Get YouTube Transcript

I am seeking assistance in converting a Python script, which retrieves YouTube transcripts without the need for authentication, into an n8n node. My initial efforts at configuring an HTTP Get node have been unsuccessful, particularly in the aspects of setting up the Google Cloud Console and configuring the node’s credentials. I’d like to understand the proper setup and configuration process for achieving the script’s functionality within the n8n platform. Below is the original Python script I wish to translate, followed by my current attempt at creating an HTTP node in n8n.

SCRIPT (Colab Syntax):

!pip install youtube_transcript_api

from youtube_transcript_api import YouTubeTranscriptApi

url = 'https://www.youtube.com/watch?v=2TL3DgIMY1g'
print(url)

video_id = url.replace('https://www.youtube.com/watch?v=', '')
print(video_id)

transcript = YouTubeTranscriptApi.get_transcript(video_id)

print(transcript)

output=''
for x in transcript:
  sentence = x['text']
  output += f' {sentence}\n'

print(output)

Here is my attempt at an HTTP node:

Console Configuration:


Current node Oauth Set up:


It looks like your topic is missing some important information. Could you provide the following if applicable.

  • n8n version:
  • Database (default: SQLite):
  • n8n EXECUTIONS_PROCESS setting (default: own, main):
  • Running n8n via (Docker, npm, n8n cloud, desktop app):
  • Operating system:
  • n8n version: latest, cloud version
  • Database (default: SQLite): none
  • n8n EXECUTIONS_PROCESS setting (default: own, main):
  • Running n8n via (Docker, npm, n8n cloud, desktop app): cloud
  • Operating system: macos

Well split… I am impressed! Well done indeed. Simple, straightforward, but sleek. :+1: :facepunch:

Thanks. I am still looking for help however!

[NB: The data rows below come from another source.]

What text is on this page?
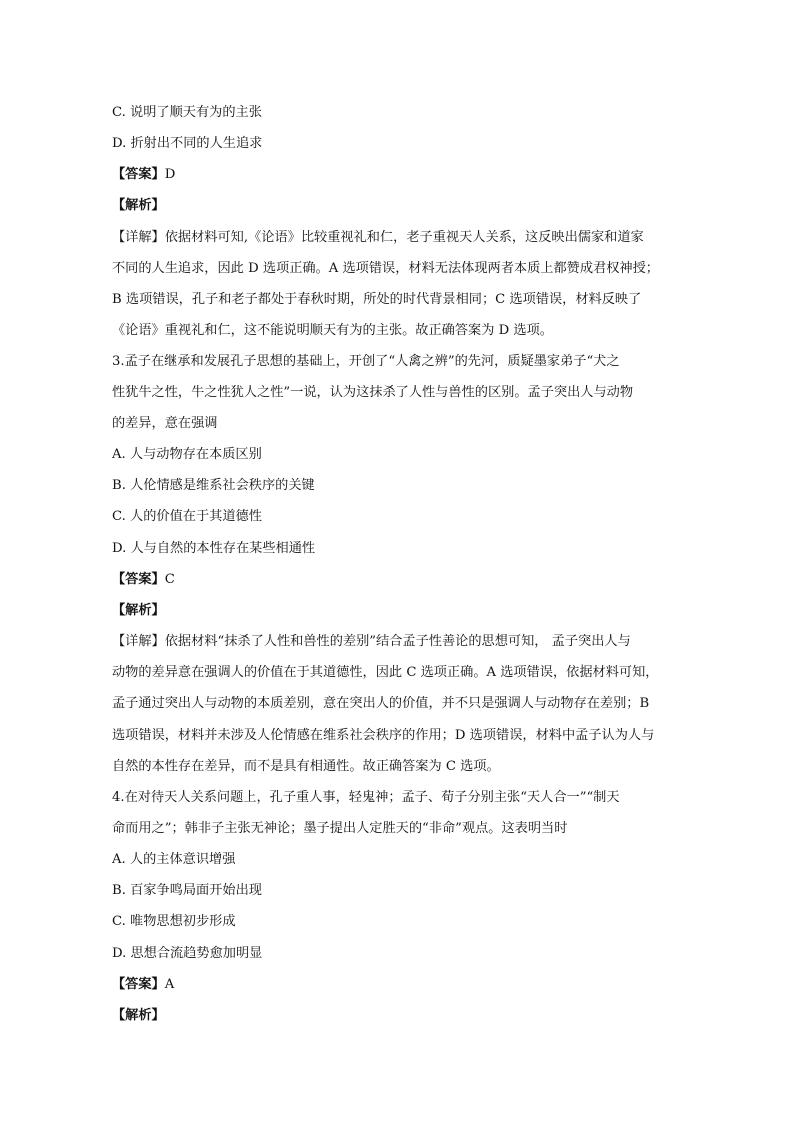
C. 说明了顺天有为的主张
D. 折射出不同的人生追求
【答案】D
【解析】
【详解】依据材料可知,《论语》比较重视礼和仁，老子重视天人关系，这反映出儒家和道家
不同的人生追求，因此 D 选项正确。A 选项错误，材料无法体现两者本质上都赞成君权神授；
B 选项错误，孔子和老子都处于春秋时期，所处的时代背景相同；C 选项错误，材料反映了
《论语》重视礼和仁，这不能说明顺天有为的主张。故正确答案为 D 选项。
3.孟子在继承和发展孔子思想的基础上，开创了“人禽之辨”的先河，质疑墨家弟子“犬之
性犹牛之性，牛之性犹人之性”一说，认为这抹杀了人性与兽性的区别。孟子突出人与动物
的差异，意在强调
A. 人与动物存在本质区别
B. 人伦情感是维系社会秩序的关键
C. 人的价值在于其道德性
D. 人与自然的本性存在某些相通性
【答案】C
【解析】
【详解】依据材料“抹杀了人性和兽性的差别”结合孟子性善论的思想可知， 孟子突出人与
动物的差异意在强调人的价值在于其道德性，因此 C 选项正确。A 选项错误，依据材料可知，
孟子通过突出人与动物的本质差别，意在突出人的价值，并不只是强调人与动物存在差别；B
选项错误，材料并未涉及人伦情感在维系社会秩序的作用；D 选项错误，材料中孟子认为人与
自然的本性存在差异，而不是具有相通性。故正确答案为 C 选项。
4.在对待天人关系问题上，孔子重人事，轻鬼神；孟子、荀子分别主张“天人合一”“制天
命而用之”；韩非子主张无神论；墨子提出人定胜天的“非命”观点。这表明当时
A. 人的主体意识增强
B. 百家争鸣局面开始出现
C. 唯物思想初步形成
D. 思想合流趋势愈加明显
【答案】A
【解析】
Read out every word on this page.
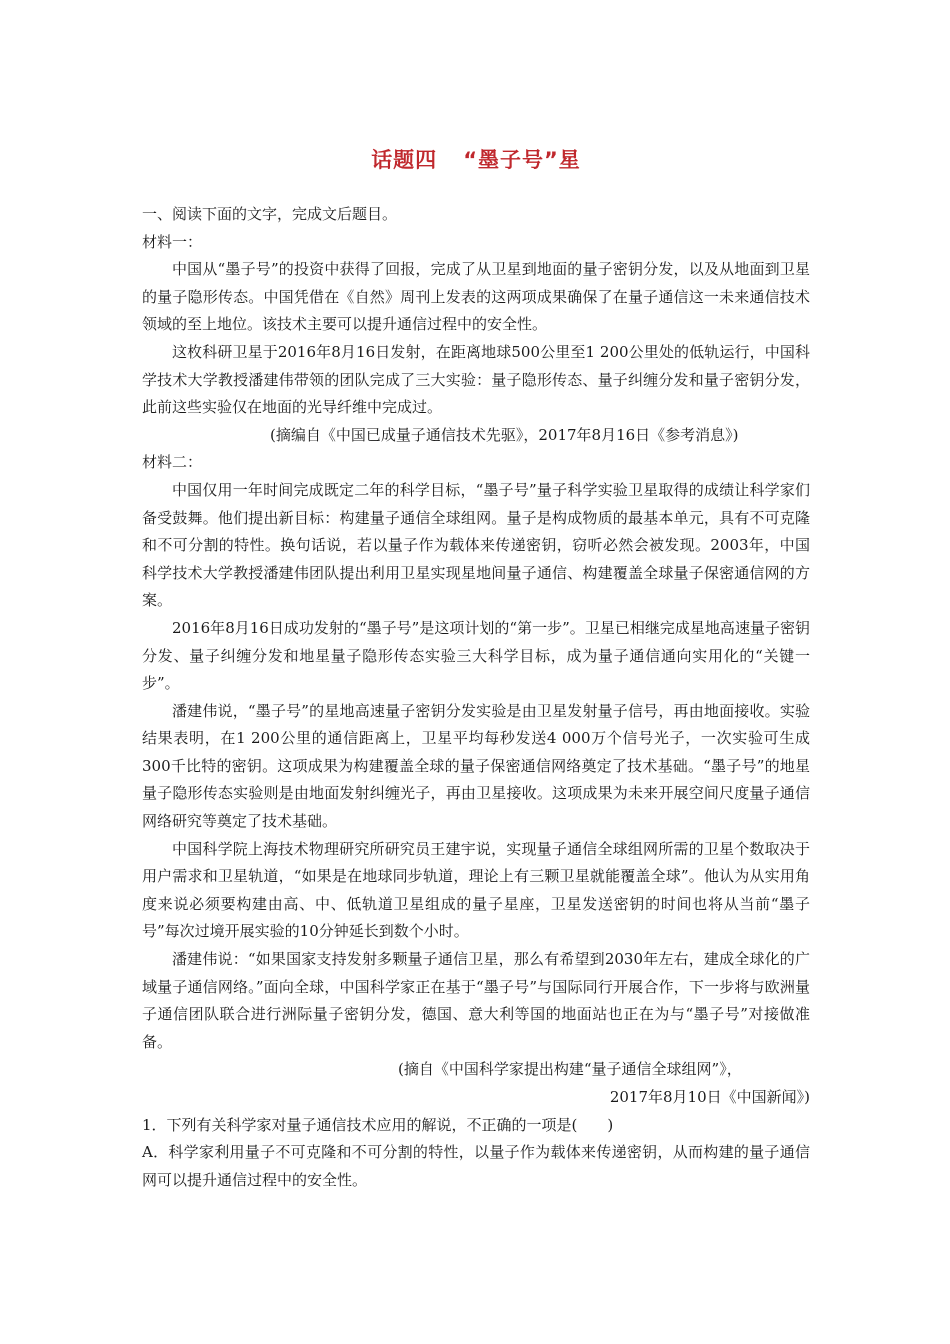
话题四 “墨子号”星

一、阅读下面的文字，完成文后题目。

材料一：

中国从“墨子号”的投资中获得了回报，完成了从卫星到地面的量子密钥分发，以及从地面到卫星的量子隐形传态。中国凭借在《自然》周刊上发表的这两项成果确保了在量子通信这一未来通信技术领域的至上地位。该技术主要可以提升通信过程中的安全性。

这枚科研卫星于2016年8月16日发射，在距离地球500公里至1 200公里处的低轨运行，中国科学技术大学教授潘建伟带领的团队完成了三大实验：量子隐形传态、量子纠缠分发和量子密钥分发，此前这些实验仅在地面的光导纤维中完成过。

(摘编自《中国已成量子通信技术先驱》，2017年8月16日《参考消息》)

材料二：

中国仅用一年时间完成既定二年的科学目标，“墨子号”量子科学实验卫星取得的成绩让科学家们备受鼓舞。他们提出新目标：构建量子通信全球组网。量子是构成物质的最基本单元，具有不可克隆和不可分割的特性。换句话说，若以量子作为载体来传递密钥，窃听必然会被发现。2003年，中国科学技术大学教授潘建伟团队提出利用卫星实现星地间量子通信、构建覆盖全球量子保密通信网的方案。

2016年8月16日成功发射的“墨子号”是这项计划的“第一步”。卫星已相继完成星地高速量子密钥分发、量子纠缠分发和地星量子隐形传态实验三大科学目标，成为量子通信通向实用化的“关键一步”。

潘建伟说，“墨子号”的星地高速量子密钥分发实验是由卫星发射量子信号，再由地面接收。实验结果表明，在1 200公里的通信距离上，卫星平均每秒发送4 000万个信号光子，一次实验可生成300千比特的密钥。这项成果为构建覆盖全球的量子保密通信网络奠定了技术基础。“墨子号”的地星量子隐形传态实验则是由地面发射纠缠光子，再由卫星接收。这项成果为未来开展空间尺度量子通信网络研究等奠定了技术基础。

中国科学院上海技术物理研究所研究员王建宇说，实现量子通信全球组网所需的卫星个数取决于用户需求和卫星轨道，“如果是在地球同步轨道，理论上有三颗卫星就能覆盖全球”。他认为从实用角度来说必须要构建由高、中、低轨道卫星组成的量子星座，卫星发送密钥的时间也将从当前“墨子号”每次过境开展实验的10分钟延长到数个小时。

潘建伟说：“如果国家支持发射多颗量子通信卫星，那么有希望到2030年左右，建成全球化的广域量子通信网络。”面向全球，中国科学家正在基于“墨子号”与国际同行开展合作，下一步将与欧洲量子通信团队联合进行洲际量子密钥分发，德国、意大利等国的地面站也正在为与“墨子号”对接做准备。

(摘自《中国科学家提出构建“量子通信全球组网”》，

2017年8月10日《中国新闻》)

1．下列有关科学家对量子通信技术应用的解说，不正确的一项是(　　)

A．科学家利用量子不可克隆和不可分割的特性，以量子作为载体来传递密钥，从而构建的量子通信网可以提升通信过程中的安全性。
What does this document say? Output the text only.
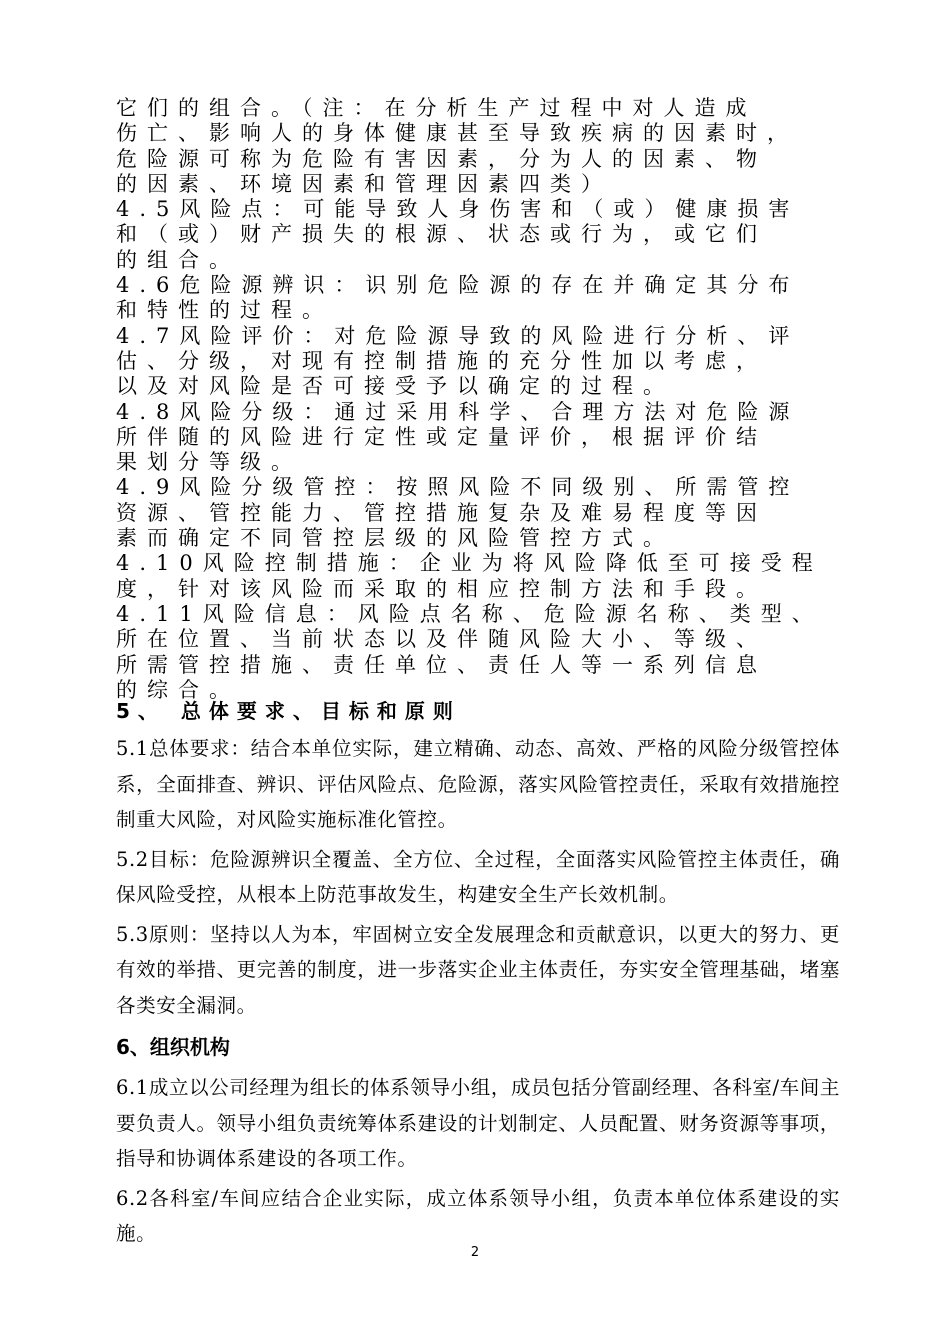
它们的组合。（注：在分析生产过程中对人造成

伤亡、影响人的身体健康甚至导致疾病的因素时，

危险源可称为危险有害因素，分为人的因素、物

的因素、环境因素和管理因素四类）

4.5风险点：可能导致人身伤害和（或）健康损害

和（或）财产损失的根源、状态或行为，或它们

的组合。

4.6危险源辨识：识别危险源的存在并确定其分布

和特性的过程。

4.7风险评价：对危险源导致的风险进行分析、评

估、分级，对现有控制措施的充分性加以考虑，

以及对风险是否可接受予以确定的过程。

4.8风险分级：通过采用科学、合理方法对危险源

所伴随的风险进行定性或定量评价，根据评价结

果划分等级。

4.9风险分级管控：按照风险不同级别、所需管控

资源、管控能力、管控措施复杂及难易程度等因

素而确定不同管控层级的风险管控方式。

4.10风险控制措施：企业为将风险降低至可接受程

度，针对该风险而采取的相应控制方法和手段。

4.11风险信息：风险点名称、危险源名称、类型、

所在位置、当前状态以及伴随风险大小、等级、

所需管控措施、责任单位、责任人等一系列信息

的综合。

5、 总体要求、目标和原则

5.1总体要求：结合本单位实际，建立精确、动态、高效、严格的风险分级管控体系，全面排查、辨识、评估风险点、危险源，落实风险管控责任，采取有效措施控制重大风险，对风险实施标准化管控。

5.2目标：危险源辨识全覆盖、全方位、全过程，全面落实风险管控主体责任，确保风险受控，从根本上防范事故发生，构建安全生产长效机制。

5.3原则：坚持以人为本，牢固树立安全发展理念和贡献意识，以更大的努力、更有效的举措、更完善的制度，进一步落实企业主体责任，夯实安全管理基础，堵塞各类安全漏洞。

6、组织机构

6.1成立以公司经理为组长的体系领导小组，成员包括分管副经理、各科室/车间主要负责人。领导小组负责统筹体系建设的计划制定、人员配置、财务资源等事项，指导和协调体系建设的各项工作。

6.2各科室/车间应结合企业实际，成立体系领导小组，负责本单位体系建设的实施。

2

Bump. If anyone can help, it would be greatly appreciated

Hi, I am trying to do quite the same:
1- enter a list of youtube channels,
2- per channel, if new videos were posted on the last day, get the transcript,
3- compile all transcripts into a google doc.

Did you manage to setup your workflow?
1 and 2 seem easier with Google Sheet AppScript, but I’d like to succeed to do it in n8n.
Best

1 Like

did you get this to work? trying to figure out exactly this right now

I’m sorry, but that part of my project is currently in limbo.

I am still searching for a solution.

Have you figured out any solution for this ? I am also looking for one

How about YouTube Subtitles + N8N - #3 by MutedJam

To help anyone who wants to do the same:
The youtube v3 captions api are able to retrieve only caption from video you own.
So don’t mess with http node oauth 2 etc.
Just go with the Python or Javascript code node, that library works.

Here is a sample of Javascript node (videoid passed from webhook):

const { YoutubeTranscript } = require('youtube-transcript');
const videoId = items[0].json.query.video;

// Crea una funzione asincrona che n8n eseguirà
async function getTranscript() {
    try {
        // Esegue la chiamata asincrona
        const transcript = await YoutubeTranscript.fetchTranscript(videoId);
        // Restituisce un array di oggetti, come richiesto da n8n
      return [{json: {transcript: transcript}}];
    } catch (error) {
        // In caso di errore, restituisce un oggetto di errore
        console.error(error);
        return [{json: {error: error.message}}];
    }
}

// Chiama la funzione e restituisce il suo valore
return getTranscript();

I assume to use this we have to install the youtube_transcript_api from github, in the local container?

Yes, correct.
Make a docker file like this:
FROM n8nio/n8n:latest
USER root
RUN npm install -g youtube-transcript
USER node

Then: sudo docker build -t n8n_youimagename

sudo docker run -it --rm --name my-n8n-instance -p 5678:5678 -v n8n_data:/home/node/.n8n n8n_youimagename

1 Like

You rock! Thanks Andrea!

I had to dig a bit deeper as I kept getting an error when using the “sudo docker build…” command. It was so easy to miss but I needed to add a period at the end:
“sudo docker build -t n8n_yourimagename .”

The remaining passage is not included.